Per l’esponente dell’opposizione “bisogna intervenire con urgenza, studiando provvedimenti mirati, in grado di frenare prima e risolvere poi un fenomeno che rischia di soffocare l’economia regionale”
“L'undicesimo ‘Rapporto su povertà ed esclusione sociale in Italia’, realizzato dalla Caritas italiana e dalla Fondazione ‘Emanuela Zancan’ e presentato a Roma presso la Pontificia Università Gregoriana, rappresenta l’ennesima ed ulteriore smentita a quella infinita quantità di slogan e di dichiarazioni ottimistiche che le Istituzioni pubbliche regionali, con a guida il centrosinistra, ci propinano da anni”. Lo dichiara il consigliere regionale del Pdl, Michele Napoli il quale fa notare che “i dati non lasciano adito a dubbi. La Basilicata è la regione più povera d’Italia e l’incidenza della povertà relativa registrata è superiore alla media nazionale. Stando ai dati del 2010 ben il 28,3 per cento delle famiglie lucane si trova in condizioni di particolare disagio dal punto di vista economico-sociale, collocandosi sotto la soglia della povertà relativa. Rispetto al contesto nazionale che tocca una percentuale pari all’11 per cento, il dato per la Basilicata è notevolmente elevato”.
Per il consigliere Napoli “ciò rappresenta un grandissimo segnale d’allarme soprattutto se comparato col dato riferito all’anno 2009. In dodici mesi la povertà relativa è aumentata del 3,2 per cento. Riflettendo su tali cifre, appare davvero ingenerosa la parte che recitano i nostri politici nei confronti dell’intero popolo lucano”. “Continuare a considerare la Basilicata come ‘l’altra faccia del Mezzogiorno’ – prosegue Napoli – significa vivere con distacco i disagi che la gente è costretta quotidianamente ad affrontare. Una domanda sorge spontanea: quali effetti hanno prodotto le ‘mirabolanti azioni di sostegno’ messe in campo dalle Istituzioni pubbliche lucane? Ed ancora, come mai un territorio come il nostro, ricco di vocazioni e di potenzialità straordinarie, non riesce ad elevarsi e a far registrare dati sicuramente più confortanti? Non è forse la politica a doversi cospargere il capo di cenere rispetto a negatività che anno dopo anno si incrementano”.
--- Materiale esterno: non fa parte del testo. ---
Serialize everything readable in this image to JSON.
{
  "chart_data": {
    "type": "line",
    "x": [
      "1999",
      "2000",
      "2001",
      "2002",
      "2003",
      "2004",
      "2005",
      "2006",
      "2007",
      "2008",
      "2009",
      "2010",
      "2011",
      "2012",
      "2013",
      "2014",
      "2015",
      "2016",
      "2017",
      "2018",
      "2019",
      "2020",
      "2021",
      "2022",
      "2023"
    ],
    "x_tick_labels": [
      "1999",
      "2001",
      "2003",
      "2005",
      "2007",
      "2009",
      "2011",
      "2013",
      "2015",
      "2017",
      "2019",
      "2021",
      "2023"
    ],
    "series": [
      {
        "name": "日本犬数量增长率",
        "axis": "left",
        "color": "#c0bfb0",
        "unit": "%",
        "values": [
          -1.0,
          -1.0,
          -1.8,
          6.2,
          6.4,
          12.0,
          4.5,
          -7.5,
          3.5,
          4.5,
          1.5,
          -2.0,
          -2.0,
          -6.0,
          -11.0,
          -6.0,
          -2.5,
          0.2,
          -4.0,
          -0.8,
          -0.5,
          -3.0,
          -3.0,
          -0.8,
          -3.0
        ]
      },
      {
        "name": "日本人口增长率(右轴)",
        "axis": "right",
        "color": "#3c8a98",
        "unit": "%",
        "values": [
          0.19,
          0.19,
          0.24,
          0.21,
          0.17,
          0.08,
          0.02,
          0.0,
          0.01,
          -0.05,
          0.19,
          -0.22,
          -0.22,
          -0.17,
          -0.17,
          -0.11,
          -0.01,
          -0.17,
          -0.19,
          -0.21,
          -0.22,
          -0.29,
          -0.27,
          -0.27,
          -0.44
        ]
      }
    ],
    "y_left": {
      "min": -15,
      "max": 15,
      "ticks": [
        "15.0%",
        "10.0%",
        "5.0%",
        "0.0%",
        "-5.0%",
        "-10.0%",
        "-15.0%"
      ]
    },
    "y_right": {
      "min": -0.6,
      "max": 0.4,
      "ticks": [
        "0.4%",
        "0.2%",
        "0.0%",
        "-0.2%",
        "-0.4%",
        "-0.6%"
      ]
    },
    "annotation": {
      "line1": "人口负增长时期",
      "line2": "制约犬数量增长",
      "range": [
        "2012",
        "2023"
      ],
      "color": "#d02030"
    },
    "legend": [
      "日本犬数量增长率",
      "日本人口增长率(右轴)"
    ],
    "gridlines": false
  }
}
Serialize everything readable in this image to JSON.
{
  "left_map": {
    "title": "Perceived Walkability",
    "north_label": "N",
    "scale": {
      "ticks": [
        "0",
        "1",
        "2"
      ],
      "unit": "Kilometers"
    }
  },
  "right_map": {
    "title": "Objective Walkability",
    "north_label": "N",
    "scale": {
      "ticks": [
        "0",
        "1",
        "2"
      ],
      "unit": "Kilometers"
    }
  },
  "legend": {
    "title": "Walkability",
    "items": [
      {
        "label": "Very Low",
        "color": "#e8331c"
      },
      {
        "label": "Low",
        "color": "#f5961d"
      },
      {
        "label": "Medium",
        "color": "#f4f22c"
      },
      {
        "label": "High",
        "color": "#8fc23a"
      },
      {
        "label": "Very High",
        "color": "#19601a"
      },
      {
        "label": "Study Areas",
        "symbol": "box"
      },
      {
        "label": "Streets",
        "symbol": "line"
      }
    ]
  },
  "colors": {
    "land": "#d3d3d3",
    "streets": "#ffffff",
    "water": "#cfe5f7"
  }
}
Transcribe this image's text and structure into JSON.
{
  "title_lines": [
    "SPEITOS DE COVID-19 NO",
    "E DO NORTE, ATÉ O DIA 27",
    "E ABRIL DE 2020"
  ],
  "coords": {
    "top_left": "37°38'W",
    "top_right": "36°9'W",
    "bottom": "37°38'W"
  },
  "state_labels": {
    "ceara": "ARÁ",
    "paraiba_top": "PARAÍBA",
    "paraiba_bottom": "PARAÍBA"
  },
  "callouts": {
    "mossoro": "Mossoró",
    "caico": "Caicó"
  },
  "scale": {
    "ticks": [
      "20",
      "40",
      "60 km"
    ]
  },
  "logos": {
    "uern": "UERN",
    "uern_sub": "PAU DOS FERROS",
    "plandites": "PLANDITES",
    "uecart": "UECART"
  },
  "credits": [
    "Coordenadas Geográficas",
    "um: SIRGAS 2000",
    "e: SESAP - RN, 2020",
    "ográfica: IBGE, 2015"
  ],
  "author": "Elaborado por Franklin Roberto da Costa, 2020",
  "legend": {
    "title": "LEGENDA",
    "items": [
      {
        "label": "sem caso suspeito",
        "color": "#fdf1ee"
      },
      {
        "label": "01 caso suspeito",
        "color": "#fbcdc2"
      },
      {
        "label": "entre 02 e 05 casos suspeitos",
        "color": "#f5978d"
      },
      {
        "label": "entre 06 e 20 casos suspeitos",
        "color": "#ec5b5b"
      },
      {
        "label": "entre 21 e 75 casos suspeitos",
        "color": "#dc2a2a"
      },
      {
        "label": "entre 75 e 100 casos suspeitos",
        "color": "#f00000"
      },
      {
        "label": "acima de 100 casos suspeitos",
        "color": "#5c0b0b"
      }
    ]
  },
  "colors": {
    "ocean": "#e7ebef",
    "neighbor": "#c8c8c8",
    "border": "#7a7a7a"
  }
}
“Il resoconto che la Caritas ci consegna – afferma ancora l’esponente del Pdl – è di assoluto rilievo e di grande attendibilità. Essa infatti, a differenza di ogni altro Istituto di statistica, vive al fianco della gente bisognosa, ne avverte il disagio ed è capace di quantificarne i numeri. Gli interventi della Caritas e delle Chiese locali sono in netto e progressivo aumento e la classe dirigente lucana non può ignorare tale situazione”.
A parere del consigliere dell’opposizione “bisogna intervenire con urgenza, studiando provvedimenti mirati, in grado di frenare prima e risolvere poi un fenomeno che rischia di soffocare l’economia regionale. Non si può più girare lo sguardo altrove e ne si può, sommessamente, delegare ai cattolici che agiscono in prima linea il compito di supportare tanta povera gente”. “La capacità di leggere i problemi – conclude – si misura attraverso gli interventi che si vanno a programmare e se i risultati sono quelli divulgati, le Istituzioni pubbliche hanno fallito proprio in tema di programmazione, dimostrando tutti i propri limiti.
La sfida verso la ripresa economica passa proprio da qui”.